My Dad is a statistician, so I love filling out surveys. :)

My answers:

  1. ‘Hush Little Baby’ gets Clem to sleep
  2. House a bit chaotic but I make time to do yoga
  3. Start making dinner in the morning (or the night before)
  4. Time alone to faff around
  5. Making time to wrestle with Leo before bed
  6. Raising my voice
  7. At home: dahl and rice. Out: sushi train
  8. Drove to Bundeena and back just so Leo would have a sleep in the car. Did a pee in the shower because I was wearing Clem in the baby carrier and I didn’t want to wake him up.
  9. Leo: enthusiastic, kind, chatty. Clem: determined, musical, joyful.
  10. Managing on less and broken sleep, multitasking up the whazoo, less procrastination.

Thanks to Kaley Hawkins from the Longest Shortest Time Mamas Facebook group for the inspiration for this, and to Tabitha who came up with some of the questions.

 

They f*** you up, your Mum and Dad

My Dad used to quote the first verse of this poem to me when I was a teenager.
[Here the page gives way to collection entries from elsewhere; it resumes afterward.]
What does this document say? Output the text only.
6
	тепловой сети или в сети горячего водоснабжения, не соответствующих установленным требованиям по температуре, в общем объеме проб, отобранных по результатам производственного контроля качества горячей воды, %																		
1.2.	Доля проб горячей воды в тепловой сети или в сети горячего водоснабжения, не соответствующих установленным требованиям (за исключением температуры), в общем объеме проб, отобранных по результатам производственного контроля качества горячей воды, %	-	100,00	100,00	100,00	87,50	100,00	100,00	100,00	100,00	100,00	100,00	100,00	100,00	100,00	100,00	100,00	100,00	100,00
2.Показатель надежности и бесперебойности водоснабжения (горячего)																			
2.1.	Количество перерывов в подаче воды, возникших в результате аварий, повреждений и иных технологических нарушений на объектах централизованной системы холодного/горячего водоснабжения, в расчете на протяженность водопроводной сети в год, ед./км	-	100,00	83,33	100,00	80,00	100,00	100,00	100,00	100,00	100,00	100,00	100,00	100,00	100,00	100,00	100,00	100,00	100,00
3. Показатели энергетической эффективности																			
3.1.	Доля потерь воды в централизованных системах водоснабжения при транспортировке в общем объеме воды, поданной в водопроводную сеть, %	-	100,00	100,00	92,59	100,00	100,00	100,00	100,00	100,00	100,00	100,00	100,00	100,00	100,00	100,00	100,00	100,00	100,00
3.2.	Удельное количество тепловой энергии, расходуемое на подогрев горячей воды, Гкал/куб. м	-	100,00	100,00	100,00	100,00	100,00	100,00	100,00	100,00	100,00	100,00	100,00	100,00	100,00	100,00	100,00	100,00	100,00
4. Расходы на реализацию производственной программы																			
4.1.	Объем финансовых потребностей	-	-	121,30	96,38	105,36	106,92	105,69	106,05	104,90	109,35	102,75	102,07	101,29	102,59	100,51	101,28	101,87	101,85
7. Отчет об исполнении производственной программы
It was his catch-all disclaimer for any parental failings I accused him of.

This Be The Verse

By PHILIP LARKIN

They fuck you up, your mum and dad.
    They may not mean to, but they do.
They fill you with the faults they had

    And add some extra, just for you.

But they were fucked up in their turn
    By fools in old-style hats and coats,
Who half the time were soppy-stern

    And half at one another’s throats.

Man hands on misery to man.
    It deepens like a coastal shelf.
Get out as early as you can,
    And don’t have any kids yourself.

Whenever I am taking parenting too seriously I think about this poem and it never fails to give me a smile. There is something charming and disarming about rhyme. I hope that our book (with its rhyme and all) contains some of the humourous spirit of Larkin’s poem.